But we can’t even begin to show God’s love if we don’t acknowledge that there is something worth loving. The most striking characteristic of Jesus’ time on earth was that He seemed truly fond of the very people society most loathed. Now, mind you people sure looked and acted a lot differently once they had encountered Jesus. Yet Jesus’ love wasn’t contingent on . . .well, anything. It was . . . and is . . . unconditional.
This isn’t a message on tolerance. Jesus was the first one to call people everywhere to repentance and change, but He loved them first. It’s so easy to love only after someone changes instead of seeing their value in the very midst of their issues.

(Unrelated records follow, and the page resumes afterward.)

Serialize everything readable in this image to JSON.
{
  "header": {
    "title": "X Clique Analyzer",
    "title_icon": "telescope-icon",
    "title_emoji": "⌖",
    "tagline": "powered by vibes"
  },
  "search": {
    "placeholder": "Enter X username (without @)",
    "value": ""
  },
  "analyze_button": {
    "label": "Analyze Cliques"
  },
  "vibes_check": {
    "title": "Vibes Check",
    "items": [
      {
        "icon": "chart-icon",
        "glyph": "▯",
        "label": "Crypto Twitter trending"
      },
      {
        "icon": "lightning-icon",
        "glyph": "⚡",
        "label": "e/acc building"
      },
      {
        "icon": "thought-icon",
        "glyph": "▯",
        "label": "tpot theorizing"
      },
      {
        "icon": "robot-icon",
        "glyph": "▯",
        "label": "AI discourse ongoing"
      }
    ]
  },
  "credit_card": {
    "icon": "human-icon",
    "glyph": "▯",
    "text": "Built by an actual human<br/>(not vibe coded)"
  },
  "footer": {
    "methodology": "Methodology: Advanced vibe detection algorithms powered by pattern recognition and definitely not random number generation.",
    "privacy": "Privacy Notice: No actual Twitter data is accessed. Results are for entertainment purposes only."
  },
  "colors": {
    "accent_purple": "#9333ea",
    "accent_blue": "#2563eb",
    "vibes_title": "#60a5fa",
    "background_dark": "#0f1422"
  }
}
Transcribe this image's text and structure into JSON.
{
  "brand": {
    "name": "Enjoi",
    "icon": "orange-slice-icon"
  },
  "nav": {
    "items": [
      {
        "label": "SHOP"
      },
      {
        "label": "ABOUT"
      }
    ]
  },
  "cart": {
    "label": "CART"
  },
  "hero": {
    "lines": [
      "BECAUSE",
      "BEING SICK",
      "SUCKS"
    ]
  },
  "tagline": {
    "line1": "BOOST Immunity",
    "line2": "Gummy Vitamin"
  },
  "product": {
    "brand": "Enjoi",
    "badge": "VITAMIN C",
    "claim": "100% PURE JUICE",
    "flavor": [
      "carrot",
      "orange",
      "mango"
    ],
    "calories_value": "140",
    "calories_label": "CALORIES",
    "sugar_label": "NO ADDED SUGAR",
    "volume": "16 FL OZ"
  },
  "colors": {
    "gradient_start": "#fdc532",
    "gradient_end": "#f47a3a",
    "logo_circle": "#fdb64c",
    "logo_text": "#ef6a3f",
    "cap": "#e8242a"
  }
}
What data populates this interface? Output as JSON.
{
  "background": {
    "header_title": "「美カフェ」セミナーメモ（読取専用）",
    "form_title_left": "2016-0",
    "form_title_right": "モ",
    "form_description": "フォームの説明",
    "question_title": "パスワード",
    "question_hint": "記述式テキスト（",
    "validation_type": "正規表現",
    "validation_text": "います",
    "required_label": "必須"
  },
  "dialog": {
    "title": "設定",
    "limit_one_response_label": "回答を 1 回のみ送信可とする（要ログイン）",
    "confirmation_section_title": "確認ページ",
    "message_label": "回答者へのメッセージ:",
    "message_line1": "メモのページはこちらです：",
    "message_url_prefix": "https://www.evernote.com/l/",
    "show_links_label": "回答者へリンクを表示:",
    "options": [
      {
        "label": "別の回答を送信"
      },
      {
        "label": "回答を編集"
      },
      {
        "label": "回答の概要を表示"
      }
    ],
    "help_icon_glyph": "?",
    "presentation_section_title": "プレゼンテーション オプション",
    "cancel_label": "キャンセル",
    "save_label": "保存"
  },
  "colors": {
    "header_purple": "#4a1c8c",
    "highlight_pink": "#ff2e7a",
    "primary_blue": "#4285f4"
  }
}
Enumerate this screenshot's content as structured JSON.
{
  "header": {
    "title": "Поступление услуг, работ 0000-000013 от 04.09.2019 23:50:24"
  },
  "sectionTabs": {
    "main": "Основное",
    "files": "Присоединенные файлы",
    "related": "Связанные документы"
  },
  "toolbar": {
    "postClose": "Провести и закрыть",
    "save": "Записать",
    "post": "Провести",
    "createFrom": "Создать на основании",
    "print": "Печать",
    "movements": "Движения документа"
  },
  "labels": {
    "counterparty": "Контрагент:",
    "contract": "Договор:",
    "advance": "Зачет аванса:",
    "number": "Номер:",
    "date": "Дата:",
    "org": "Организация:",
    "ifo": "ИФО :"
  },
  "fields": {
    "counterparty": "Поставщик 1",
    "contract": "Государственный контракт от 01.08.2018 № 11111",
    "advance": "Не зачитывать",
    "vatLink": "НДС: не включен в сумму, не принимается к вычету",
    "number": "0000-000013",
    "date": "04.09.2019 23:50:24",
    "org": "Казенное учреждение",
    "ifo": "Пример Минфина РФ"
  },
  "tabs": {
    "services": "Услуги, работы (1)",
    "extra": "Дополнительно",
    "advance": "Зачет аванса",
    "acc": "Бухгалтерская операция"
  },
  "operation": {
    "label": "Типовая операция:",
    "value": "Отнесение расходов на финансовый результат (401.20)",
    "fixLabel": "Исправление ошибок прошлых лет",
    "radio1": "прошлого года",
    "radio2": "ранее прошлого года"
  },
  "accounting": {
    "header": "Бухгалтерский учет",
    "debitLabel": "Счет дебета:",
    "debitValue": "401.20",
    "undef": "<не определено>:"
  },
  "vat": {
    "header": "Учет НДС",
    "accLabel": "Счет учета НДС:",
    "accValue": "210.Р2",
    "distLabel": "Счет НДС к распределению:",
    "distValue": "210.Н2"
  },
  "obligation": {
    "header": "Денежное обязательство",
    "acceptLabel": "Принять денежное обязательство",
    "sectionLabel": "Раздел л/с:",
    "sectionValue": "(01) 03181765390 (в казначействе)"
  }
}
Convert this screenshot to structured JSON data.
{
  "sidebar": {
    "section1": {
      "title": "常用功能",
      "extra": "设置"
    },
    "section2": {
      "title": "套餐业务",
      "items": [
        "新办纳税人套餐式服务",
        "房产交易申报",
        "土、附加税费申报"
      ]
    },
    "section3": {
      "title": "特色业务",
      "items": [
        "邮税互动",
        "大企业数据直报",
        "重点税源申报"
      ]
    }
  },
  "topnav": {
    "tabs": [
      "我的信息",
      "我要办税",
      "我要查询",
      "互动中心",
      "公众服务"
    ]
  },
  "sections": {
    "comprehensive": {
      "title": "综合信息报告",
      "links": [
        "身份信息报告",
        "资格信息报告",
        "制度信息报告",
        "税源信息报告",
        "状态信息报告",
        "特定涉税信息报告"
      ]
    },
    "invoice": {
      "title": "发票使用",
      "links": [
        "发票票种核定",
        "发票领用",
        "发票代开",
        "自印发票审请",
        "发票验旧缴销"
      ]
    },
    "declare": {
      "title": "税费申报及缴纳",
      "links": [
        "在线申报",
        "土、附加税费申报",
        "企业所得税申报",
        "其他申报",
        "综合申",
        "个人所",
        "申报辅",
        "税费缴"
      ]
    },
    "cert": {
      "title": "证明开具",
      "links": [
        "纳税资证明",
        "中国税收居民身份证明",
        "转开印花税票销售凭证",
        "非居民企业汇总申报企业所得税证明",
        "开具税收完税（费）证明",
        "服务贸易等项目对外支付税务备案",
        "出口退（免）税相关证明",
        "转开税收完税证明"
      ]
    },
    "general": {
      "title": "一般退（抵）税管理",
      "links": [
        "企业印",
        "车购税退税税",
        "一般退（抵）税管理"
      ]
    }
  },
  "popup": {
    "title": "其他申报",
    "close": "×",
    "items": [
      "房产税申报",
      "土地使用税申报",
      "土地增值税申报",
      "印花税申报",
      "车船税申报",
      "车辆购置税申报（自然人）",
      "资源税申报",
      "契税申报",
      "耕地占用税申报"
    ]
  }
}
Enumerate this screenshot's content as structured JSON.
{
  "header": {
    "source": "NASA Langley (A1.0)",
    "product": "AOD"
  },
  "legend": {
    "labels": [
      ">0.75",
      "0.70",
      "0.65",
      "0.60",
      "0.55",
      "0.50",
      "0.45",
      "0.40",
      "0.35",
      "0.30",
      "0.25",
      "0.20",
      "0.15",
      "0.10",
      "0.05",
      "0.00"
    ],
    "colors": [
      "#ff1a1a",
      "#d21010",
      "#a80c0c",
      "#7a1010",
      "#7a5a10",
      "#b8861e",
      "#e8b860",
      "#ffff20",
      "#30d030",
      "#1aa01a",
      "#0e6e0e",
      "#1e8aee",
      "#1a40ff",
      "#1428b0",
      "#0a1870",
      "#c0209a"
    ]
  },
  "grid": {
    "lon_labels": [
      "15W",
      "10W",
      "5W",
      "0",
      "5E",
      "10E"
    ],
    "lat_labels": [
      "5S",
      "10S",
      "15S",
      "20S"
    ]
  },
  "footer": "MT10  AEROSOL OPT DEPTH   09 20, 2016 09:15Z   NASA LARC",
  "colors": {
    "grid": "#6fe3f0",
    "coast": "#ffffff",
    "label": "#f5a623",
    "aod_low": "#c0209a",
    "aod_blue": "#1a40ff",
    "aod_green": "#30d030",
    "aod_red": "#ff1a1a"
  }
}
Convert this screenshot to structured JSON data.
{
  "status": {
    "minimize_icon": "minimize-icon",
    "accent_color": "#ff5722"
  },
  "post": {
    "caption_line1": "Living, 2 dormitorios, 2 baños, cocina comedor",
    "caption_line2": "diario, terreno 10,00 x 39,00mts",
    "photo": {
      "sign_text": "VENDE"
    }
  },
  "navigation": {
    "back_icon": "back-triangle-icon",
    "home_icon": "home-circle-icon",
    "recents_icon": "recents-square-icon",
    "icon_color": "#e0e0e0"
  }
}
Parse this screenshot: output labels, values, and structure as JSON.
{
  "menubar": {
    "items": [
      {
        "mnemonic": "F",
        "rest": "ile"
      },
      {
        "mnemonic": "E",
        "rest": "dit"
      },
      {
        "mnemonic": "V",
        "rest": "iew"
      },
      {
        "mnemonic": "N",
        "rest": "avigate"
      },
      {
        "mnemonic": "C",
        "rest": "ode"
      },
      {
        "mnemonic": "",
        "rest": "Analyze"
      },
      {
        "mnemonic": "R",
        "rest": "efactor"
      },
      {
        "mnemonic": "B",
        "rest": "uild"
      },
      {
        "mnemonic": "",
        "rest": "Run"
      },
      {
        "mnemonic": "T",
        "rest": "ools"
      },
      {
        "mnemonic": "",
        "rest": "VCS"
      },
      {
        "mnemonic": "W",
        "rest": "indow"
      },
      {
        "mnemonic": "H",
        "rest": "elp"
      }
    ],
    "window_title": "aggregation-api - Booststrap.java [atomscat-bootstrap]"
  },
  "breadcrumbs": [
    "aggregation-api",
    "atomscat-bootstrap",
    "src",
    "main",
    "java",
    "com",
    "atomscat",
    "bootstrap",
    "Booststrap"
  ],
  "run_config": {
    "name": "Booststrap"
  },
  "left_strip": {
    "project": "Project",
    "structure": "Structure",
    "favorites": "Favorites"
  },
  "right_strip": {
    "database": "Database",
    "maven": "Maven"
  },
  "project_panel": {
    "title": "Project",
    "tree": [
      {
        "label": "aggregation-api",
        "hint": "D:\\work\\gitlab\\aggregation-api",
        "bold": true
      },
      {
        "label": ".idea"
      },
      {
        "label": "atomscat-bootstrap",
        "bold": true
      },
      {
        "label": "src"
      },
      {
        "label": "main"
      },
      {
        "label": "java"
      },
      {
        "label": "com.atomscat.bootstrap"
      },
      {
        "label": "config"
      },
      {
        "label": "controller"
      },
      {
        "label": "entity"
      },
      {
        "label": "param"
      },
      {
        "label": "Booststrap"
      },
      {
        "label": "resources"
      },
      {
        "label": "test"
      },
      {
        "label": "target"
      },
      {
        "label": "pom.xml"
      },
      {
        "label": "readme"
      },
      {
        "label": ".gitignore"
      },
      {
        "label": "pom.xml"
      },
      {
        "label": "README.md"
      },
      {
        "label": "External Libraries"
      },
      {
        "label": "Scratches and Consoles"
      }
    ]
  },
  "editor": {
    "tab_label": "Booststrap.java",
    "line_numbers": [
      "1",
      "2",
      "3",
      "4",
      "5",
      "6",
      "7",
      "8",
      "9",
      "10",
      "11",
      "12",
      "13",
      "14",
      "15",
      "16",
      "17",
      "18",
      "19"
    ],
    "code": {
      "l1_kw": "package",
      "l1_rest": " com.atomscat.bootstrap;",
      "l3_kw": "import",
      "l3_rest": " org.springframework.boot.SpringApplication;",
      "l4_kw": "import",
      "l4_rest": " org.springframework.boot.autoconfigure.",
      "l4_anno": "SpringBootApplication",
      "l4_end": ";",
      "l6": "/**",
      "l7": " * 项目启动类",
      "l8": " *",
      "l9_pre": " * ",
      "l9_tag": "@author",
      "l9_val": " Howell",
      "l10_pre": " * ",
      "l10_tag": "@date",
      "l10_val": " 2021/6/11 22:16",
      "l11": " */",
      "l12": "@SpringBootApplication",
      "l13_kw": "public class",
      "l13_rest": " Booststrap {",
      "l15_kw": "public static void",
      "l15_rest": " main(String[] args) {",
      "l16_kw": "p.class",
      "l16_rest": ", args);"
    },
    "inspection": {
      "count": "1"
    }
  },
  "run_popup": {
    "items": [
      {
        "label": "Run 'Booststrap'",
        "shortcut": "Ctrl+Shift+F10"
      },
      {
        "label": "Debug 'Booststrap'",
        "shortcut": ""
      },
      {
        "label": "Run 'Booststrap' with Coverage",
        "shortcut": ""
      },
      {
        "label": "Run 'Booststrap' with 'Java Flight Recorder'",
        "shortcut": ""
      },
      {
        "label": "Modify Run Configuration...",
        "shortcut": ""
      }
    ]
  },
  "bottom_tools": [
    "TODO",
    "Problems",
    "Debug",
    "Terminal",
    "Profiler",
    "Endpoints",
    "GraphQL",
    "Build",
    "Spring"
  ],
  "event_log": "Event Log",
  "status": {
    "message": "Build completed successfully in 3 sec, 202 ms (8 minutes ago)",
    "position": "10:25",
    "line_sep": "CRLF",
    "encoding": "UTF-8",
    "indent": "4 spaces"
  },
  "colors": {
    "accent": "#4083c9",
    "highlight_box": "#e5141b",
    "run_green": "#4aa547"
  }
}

It’s time for us to run our spiritual fingers over the faces and ears of those who seem unlovable. We may be shocked to find that the little bump of God’s image is hidden there somewhere . . . just like it is so often hidden in us, as well. We can’t make the choices for those around us, but we are commanded not to just speak truth, but rather to speak the “truth in love.” (Ephesians 4:15)
Without realizing that hidden somewhere in every member of humanity is the image of God . . . the bumps behind God’s ears . . . it is easy to miss the value of the person, and thus miss the reason to love them.
I didn’t need any more reasons to love my little angel, but those curious little bumps did remind me of one thing: she’s definitely mine! May we find the same realization as we reflect the attributes of our heavenly Father and show His love to world who’s forgotten the bumps behind their ears. I pray that they find them.